As part of the UK’s Autumn Budget, Chancellor Rishi Sunak announced that certain “tax administration and maintenance announcements” would follow – they followed on 30 November in a manner similar to tax policies and consultation announcements during the Tax Day which followed the spring budget. The way in which the command paper sets out that it “builds on the approach the government took in March” and “will help Parliamentarians and wider stakeholders to better scrutinise tax policy” makes me think that the approach of a Budget followed by the announcement of a host of further tax policy publications a few weeks later may be here to stay. Out of the c. 30 TAMD publications, I want to highlight three - and one measure which is notable for the absence of further detail.
DAC6 replacement proposal extends look-back
You will remember that, with a sense of timing that may have left some practitioners in tears, it was announced shortly after Christmas 2020, just before the end of the transition period, that the UK would scale back its implementation of DAC6 such that only arrangements falling within hallmark D (Specific hallmarks concerning automatic exchange of information and beneficial ownership) would ever have to be reported to HMRC. We were then promised that this scaled-back DAC6 implementation would in due course be replaced with made-in-the-UK rules based on the OECD’s model rules. Draft regulations to fulfil this promise have now been published. They are accompanied by a consultation document and comments can be submitted until 8 February 2022.
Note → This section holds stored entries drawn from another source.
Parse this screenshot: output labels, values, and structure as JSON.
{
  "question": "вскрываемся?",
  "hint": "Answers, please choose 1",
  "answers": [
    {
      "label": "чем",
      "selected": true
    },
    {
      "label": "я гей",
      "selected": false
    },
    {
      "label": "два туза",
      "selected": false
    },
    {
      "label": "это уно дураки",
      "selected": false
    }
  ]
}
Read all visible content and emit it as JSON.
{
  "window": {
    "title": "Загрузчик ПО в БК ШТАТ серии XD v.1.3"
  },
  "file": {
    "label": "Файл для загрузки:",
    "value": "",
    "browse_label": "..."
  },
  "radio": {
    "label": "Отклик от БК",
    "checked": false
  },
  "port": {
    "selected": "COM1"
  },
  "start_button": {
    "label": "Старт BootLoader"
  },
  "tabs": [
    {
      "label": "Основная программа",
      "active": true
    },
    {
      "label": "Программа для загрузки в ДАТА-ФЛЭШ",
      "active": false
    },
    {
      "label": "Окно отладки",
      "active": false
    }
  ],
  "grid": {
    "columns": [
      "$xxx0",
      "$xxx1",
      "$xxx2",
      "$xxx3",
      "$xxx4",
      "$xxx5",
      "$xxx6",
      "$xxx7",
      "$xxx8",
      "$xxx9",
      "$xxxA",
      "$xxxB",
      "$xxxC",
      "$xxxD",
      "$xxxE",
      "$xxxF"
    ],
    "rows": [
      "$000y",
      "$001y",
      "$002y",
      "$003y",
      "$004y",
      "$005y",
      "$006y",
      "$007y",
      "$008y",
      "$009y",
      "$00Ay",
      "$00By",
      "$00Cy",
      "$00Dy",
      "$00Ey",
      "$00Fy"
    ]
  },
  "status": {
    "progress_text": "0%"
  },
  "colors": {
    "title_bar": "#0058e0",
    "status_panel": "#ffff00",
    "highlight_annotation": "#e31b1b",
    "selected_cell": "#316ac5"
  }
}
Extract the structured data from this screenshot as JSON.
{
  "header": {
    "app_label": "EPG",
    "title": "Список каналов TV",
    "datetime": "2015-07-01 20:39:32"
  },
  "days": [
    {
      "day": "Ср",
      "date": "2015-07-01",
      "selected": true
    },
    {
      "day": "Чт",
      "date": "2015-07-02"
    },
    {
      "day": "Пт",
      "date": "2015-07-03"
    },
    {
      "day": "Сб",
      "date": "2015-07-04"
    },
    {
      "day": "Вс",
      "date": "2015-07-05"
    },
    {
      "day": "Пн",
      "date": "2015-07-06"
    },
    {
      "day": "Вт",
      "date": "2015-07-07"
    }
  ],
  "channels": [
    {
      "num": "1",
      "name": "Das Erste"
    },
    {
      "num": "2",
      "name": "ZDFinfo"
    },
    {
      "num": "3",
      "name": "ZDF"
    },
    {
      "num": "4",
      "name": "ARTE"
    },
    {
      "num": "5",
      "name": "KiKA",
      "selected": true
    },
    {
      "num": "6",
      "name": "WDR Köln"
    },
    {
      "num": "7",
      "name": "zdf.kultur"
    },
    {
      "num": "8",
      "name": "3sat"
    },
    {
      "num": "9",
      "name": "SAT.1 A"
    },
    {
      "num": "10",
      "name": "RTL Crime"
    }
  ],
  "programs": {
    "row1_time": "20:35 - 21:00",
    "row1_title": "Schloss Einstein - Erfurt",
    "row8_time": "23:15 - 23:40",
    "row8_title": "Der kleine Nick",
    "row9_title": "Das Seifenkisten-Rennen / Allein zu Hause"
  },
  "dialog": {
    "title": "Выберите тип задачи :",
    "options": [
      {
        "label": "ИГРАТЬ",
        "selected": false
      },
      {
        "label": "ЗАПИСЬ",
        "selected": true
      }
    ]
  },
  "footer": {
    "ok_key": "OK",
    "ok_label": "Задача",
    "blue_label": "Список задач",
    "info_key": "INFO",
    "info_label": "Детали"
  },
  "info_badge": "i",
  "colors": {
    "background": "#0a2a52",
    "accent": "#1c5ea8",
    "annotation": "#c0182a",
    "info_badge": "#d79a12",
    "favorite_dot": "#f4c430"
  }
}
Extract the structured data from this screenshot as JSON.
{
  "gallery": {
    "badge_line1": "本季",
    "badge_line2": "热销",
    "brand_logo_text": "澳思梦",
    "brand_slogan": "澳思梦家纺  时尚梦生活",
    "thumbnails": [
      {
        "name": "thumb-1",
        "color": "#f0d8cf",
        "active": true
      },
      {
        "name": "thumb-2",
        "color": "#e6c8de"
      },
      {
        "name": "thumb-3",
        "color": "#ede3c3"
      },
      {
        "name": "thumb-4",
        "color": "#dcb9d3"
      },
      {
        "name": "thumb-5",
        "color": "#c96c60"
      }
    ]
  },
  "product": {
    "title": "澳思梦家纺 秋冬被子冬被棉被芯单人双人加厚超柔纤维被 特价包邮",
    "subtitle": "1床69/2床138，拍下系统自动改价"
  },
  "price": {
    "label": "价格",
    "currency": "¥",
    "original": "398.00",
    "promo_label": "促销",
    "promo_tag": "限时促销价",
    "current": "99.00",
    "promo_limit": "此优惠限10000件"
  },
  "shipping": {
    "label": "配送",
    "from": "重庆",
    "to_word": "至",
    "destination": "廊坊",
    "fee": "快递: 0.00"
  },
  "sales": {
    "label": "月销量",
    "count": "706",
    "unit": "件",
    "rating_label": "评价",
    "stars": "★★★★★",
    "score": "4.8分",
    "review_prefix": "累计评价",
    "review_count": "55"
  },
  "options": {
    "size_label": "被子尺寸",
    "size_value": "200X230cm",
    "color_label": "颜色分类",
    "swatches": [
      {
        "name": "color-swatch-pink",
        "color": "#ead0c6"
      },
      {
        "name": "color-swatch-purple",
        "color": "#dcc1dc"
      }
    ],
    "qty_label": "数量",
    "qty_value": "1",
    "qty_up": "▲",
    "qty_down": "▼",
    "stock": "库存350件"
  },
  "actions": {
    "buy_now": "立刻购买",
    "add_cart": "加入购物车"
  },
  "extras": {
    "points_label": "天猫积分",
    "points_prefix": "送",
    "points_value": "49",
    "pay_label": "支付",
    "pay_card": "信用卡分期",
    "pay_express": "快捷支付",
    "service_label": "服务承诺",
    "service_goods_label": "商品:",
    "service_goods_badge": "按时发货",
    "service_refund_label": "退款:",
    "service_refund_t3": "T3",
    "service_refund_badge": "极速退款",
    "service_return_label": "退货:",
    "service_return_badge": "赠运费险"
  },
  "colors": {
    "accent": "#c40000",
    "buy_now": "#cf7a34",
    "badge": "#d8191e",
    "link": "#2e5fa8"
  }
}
In determining the scope of the reporting obligation, the draft regulations unsurprisingly borrow heavily from the OECD’s model rules. As these cover essentially the same ground as DAC6 hallmark D, one would not expect that significant adjustments to compliance processes will be required in this regard – although they may be required in respect of the look-back: the government is proposing an extended look-back to October 2014 (as compared to June 2018 under DAC6), albeit subject to certain limitations and mitigations intended to lessen “additional burdens on business”. It will be necessary to scrutinise the draft regulations and consultation in detail to make sure that there are no other bear traps where moving from an EU to an international model could increase compliance cost.
Transfer pricing: master and local file requirement, but no IDS
The outcome of the consultation on transfer pricing documentation which was launched on Tax Day is that the government will publish draft legislation in 2022 (presumably, for inclusion in the Finance Bill 2023) to require HMRC’s “largest customers” (meaning, presumably, companies or groups that meet the country-by-country reporting threshold alignment with which the government considers “a reasonable, effective and proportionate approach”) to maintain a master and local file in accordance with OECD standards, and provide these on request.
The consultation also looked at a potential requirement to produce an international dealings schedule (IDS) recording certain data on intra-group cross-border transactions in a manner that can easily be interrogated by HMRC’s system to conduct transfer pricing risk assessments. Fortunately, based on feedback concerning additional cost and administrative burden, in particular given that existing internal reporting systems would not necessarily capture the relevant data automatically, this proposal has been shelved for the time being.
Improving large business tax administration
In response to stakeholder engagement on large businesses’ experience of HMRC’s compliance activity, HMRC is working on a number of improvements:
- Development of “Guidelines for Compliance” to provide “practical guidance and greater transparency on the approaches HMRC regards as higher or lower risk” by mid to late 2022. This will be coupled with work on improving HMRC’s technical guidance where HMRC intends to work with stakeholders to identify priority areas.
- Work to agree objective indicators to identify long-running enquiries and develop a process for their resolution in early 2022.
- HMRC will work with businesses during 2022 to ensure that co-operative compliance best practice is delivered more consistently.
HMRC will also work on improvements to the process of issuing certificates of tax residence and its approach APAs and MAP in order to better support cross border trade and movements of business.
Notable for its absence: online sales tax
Following the Autumn Budget announcement that the “government will also continue to explore the arguments for and against a UK-wide Online Sales Tax”, the arguments seem to have come down in favour of not progressing any public work on this for the moment. The command paper promises a consultation in 2022. This is unsurprising; I suspect the government is awaiting the outcome of further technical work on the OECD’s international tax reform proposal.
As my colleague Zoe Andrews and I mentioned during the November 2021 edition of our Tax News Highlights podcast, the OECD/IF statement of 8 October stressed that the multilateral convention to bring into force Pillar One will commit signatories to roll back existing, and not enact further, digital services taxes “or other relevant similar measures” and designing an online sales tax to fall outside this is likely to be rather difficult. This message was reiterated by a panellist’s suggestion during the IFA 2021 conference that the definition of “relevant similar measures” will be a key point in ongoing OECD/IF technical work.